# How long do left behind bees live after a cut out?



## tommyt (Aug 7, 2010)

taxonomy said:


> . So, how long will these few remain active?


I tell the home owner a few days at most a week 
If you close it up real good and spray a little bee-quick the bees won't smell as much
of the old hive area and will disperse quicker

Either way they will leave within a week IMHO


----------



## hemichuck (Oct 27, 2009)

I like to do my cutouts around dark so that most of the bees are there so I dont leave a lot of stragglers. Sometimes I will return after dark(if its not too far away) and get the rest of the bees who at this point are all huddled together in a corner and easy to get.


----------



## Maddox65804 (Dec 29, 2011)

If all combs are removed and the entrance is sealed so the bees cannot get back in, then the stragglers have no food or house bees to maintain them. They will either leave or starve to death in a couple of days.

I have had bees from other hives checking out my removals. They may persist longer because they can return to the hive every night and return every day until they figure out the honey is not going to continue. They may persist for a week or so depending on how messy the removal was.

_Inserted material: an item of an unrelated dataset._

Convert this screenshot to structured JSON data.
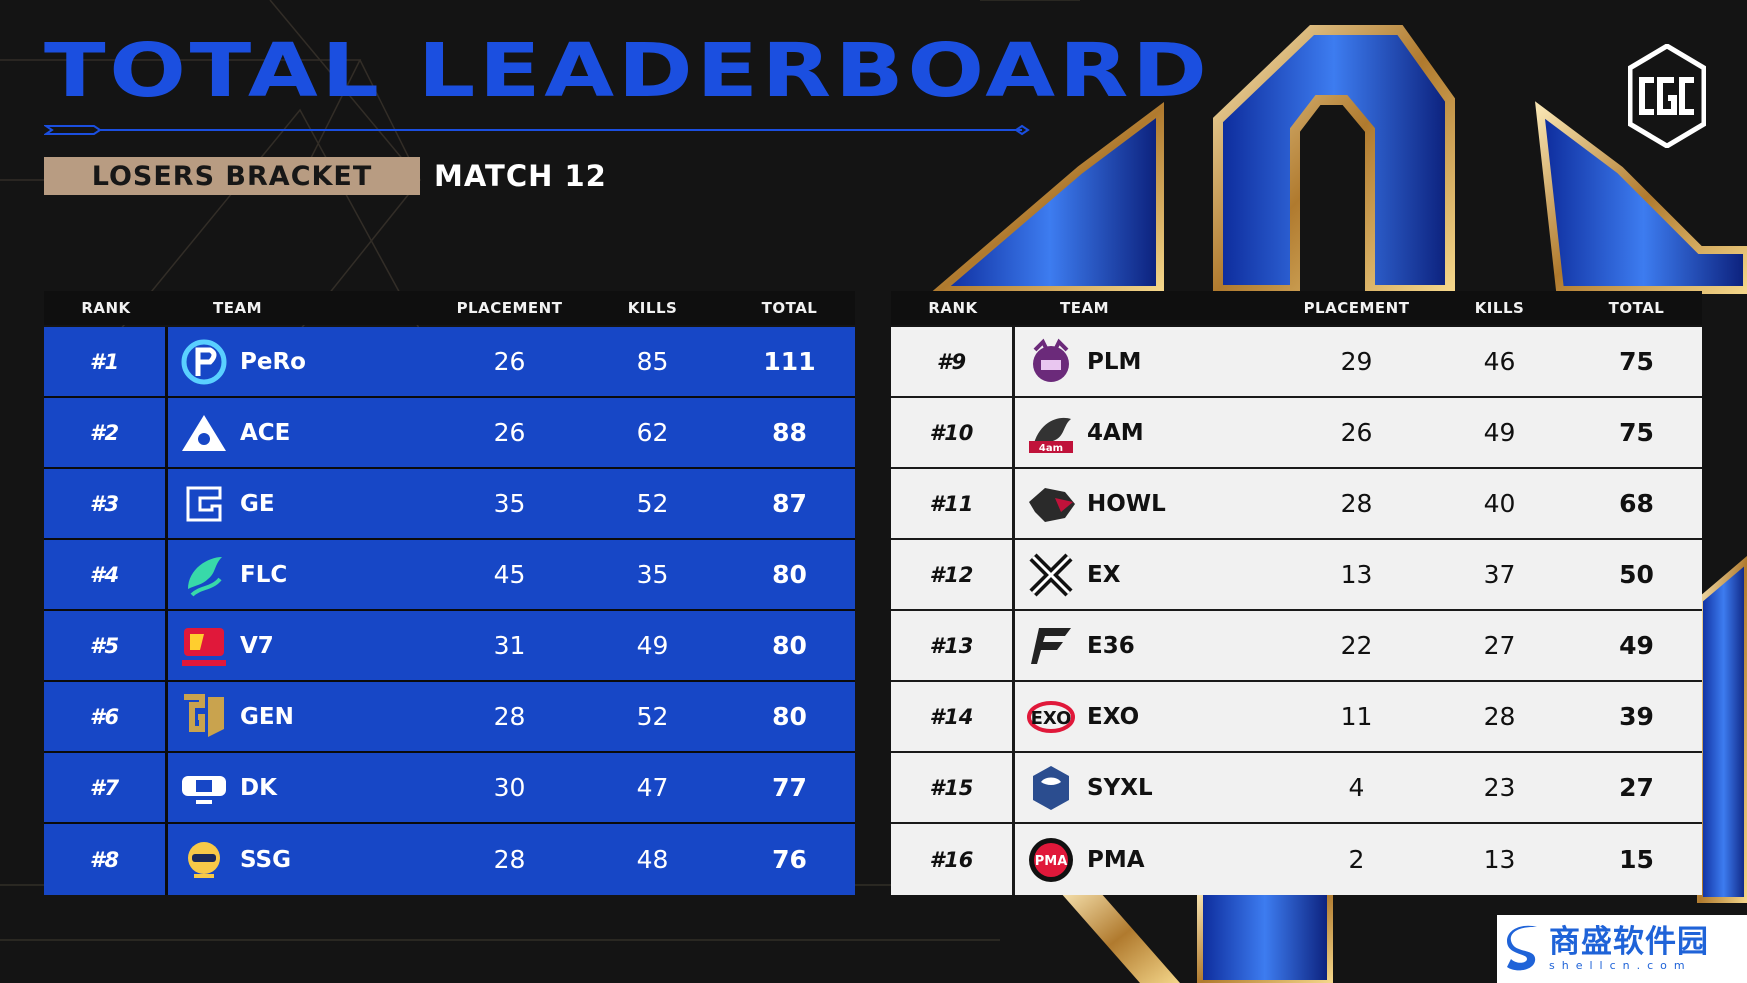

I have never been able to spray bee-quick in teh cavity because it's smell is so persistent it offends the homeowner. I have had very good success by sealing up the cavity with screen and expanding foam/silicone so the bees cannot get back in.


----------



## Mr.Beeman (May 19, 2012)

I typically leave the hive there a week or so near the original entrance. I then pick them up at night when they are all inside. Works well.


----------